About a month ago I reviewed a DVD, Footsteps In Africa: A Nomadic Journey, which was purportedly a documentary about the Tuareg people of the Northern Sahara desert. However, Kiahkeya, the group responsible for producing the film, didn't just set up cameras and film their subjects like most documentarians, as they had an agenda to promote. The group of "artists" who were responsible for shooting the movie weren't there to report on the living conditions of the Tuareg, or their struggles to hold on to their traditional way of life in the face of encroaching civilization. No they were there to try and capture the "experience" of being a nomad, and to show how the nomadic way of life has something to teach all of us.
The movie was as annoying as it sounds, in that you didn't learn anything about the Tuareg, except a couple of simplistic aphorisms spoken by a couple of members of the older generation about water being power in the desert and the necessity of sharing.
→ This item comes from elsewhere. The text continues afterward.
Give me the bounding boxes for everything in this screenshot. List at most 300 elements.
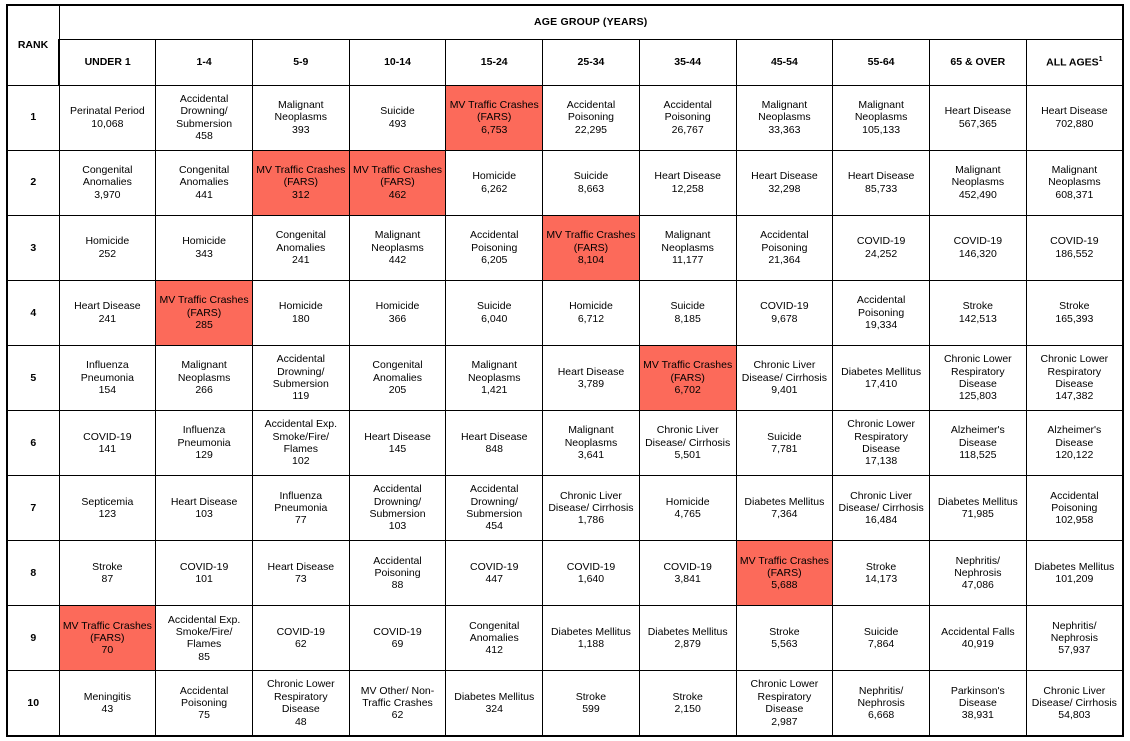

Since those responsible for the movie also believed that part of the "secret" of being a nomad was passed down from generation to generation in the music they decided to experience that as well. However instead of merely listening and recording any performances given by the Tuareg and others, they had to participate and instigate what they called "jams". While there was some footage taken at The Festival In The Dessert of Tuareg musicians and dancers, it was hard to tell what was staged for the film and what wasn't.
Now, with the release of the movie's soundtrack, Footsteps In Africa, available as a download through I-Tunes, it's made clear how much of the music in the movie was actually created by Tuareg, and how much was instigated by the movie makers. Aside from two songs by the Tuareg band Tinariwen and a recording of Habib Koite, a Malian musician who is neither a Tuareg nor a nomad, performing at the Festival In The Desert, the rest of the music on the soundtrack disc was either made by a member of movie's crew, Jamshied Sharifi, a new age musician and film score composer or the result of "jams" between members of the production company and various groups of Tuareg.

While the two cuts by Tinariwen, "Assoul" and "Alkhar Dessouf" are as good as usual, and can be heard on the band's own recordings, Koite's recording doesn't do him justice as the sound quality is not very good and his vocals distort. Unfortunately those are the highlights of the disc as the rest of the music is really not that interesting. Sharifi's incidental music for the film was much what you'd expect as it was merely filler. Even when listening to it on the soundtrack I couldn't remember hearing it in the film.